Inspired by the amazing scenery of the African Serengeti, Jason saw beauty in his own special, unconventional sense of the urban industrial environment. He quits his job in retail and actively begins to study photography: “In 2014, my adventure began in the exciting world of creativity and photography. I followed the path of classical education: in 2015 I received a diploma in the course “Photography”, and in 2018 – a bachelor’s degree in creative arts in the same direction. ”
Jason is currently working on the Urbanscape photography project, which focuses on the color and geometry of Melbourne’s industrial cityscape.
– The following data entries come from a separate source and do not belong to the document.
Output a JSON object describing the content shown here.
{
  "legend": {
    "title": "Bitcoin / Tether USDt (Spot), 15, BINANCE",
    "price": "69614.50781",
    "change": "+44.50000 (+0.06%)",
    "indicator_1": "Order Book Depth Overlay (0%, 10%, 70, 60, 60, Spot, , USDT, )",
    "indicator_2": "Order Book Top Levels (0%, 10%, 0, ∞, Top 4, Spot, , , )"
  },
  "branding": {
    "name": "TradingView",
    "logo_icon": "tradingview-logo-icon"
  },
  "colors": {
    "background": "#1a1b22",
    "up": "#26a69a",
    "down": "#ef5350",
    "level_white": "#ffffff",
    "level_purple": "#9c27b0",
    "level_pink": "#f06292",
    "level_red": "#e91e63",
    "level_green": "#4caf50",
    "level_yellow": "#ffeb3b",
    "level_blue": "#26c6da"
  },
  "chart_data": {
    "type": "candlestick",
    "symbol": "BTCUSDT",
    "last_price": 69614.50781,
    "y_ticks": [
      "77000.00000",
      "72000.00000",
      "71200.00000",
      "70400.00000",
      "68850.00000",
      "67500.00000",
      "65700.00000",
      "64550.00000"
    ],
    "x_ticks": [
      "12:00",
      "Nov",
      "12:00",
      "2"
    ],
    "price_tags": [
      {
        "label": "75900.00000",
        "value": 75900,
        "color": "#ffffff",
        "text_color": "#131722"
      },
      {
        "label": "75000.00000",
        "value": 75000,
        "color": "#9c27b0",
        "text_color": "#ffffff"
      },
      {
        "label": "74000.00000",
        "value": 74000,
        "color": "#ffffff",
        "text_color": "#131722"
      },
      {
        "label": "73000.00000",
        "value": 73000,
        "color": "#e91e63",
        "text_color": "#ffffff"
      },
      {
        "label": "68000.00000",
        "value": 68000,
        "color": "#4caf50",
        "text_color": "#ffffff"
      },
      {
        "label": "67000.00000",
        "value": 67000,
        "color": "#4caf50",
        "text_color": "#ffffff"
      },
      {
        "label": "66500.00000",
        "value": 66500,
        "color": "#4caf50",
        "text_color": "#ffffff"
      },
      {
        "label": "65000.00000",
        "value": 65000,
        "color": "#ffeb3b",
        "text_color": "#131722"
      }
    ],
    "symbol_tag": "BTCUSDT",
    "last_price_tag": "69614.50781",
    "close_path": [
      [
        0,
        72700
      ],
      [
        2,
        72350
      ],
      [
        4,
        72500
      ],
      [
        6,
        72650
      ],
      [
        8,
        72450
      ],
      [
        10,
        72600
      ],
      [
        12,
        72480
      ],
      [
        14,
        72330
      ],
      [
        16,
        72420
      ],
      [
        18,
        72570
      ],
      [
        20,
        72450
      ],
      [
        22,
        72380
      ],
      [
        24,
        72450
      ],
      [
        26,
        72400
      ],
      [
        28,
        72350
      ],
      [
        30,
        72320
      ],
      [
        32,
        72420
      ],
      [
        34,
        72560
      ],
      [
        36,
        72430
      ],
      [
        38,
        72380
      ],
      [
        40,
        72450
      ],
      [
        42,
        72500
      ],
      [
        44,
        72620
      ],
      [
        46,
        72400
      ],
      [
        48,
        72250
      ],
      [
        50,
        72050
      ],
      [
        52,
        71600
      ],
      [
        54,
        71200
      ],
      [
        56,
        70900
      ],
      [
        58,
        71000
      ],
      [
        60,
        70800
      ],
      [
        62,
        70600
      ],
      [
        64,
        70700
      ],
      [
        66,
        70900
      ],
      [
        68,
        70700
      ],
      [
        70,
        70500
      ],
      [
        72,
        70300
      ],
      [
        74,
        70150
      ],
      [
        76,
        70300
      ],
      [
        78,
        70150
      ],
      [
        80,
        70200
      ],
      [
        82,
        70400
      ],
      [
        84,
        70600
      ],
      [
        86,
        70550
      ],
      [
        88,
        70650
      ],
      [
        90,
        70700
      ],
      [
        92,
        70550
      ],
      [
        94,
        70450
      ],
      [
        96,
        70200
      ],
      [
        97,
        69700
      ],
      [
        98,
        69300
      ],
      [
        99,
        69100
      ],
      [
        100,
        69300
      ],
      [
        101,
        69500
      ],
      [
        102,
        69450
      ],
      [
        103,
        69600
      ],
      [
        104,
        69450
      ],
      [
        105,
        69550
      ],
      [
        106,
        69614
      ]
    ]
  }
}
Among the dirty, ugly and banal artificial landscapes, the photographer discovered a fantastic dance of bright colors, bold shapes and lines. These seemingly unremarkable facades of buildings and urban locations come to life in photographs thanks to the compositional component, abstraction and bright light, demonstrating the richness of color and geometry. Jason finds inspiration in the work of various photographers and artists – from Pete Mondrian to Ellsworth Kelly, Jeffrey Smart and Lewis Baltz.
“If you imagine urban industrial and commercial buildings, then most likely noisy, smelly and dirty landscapes will come to your mind … But I will see art,” the photographer shares his opinion about his series of works.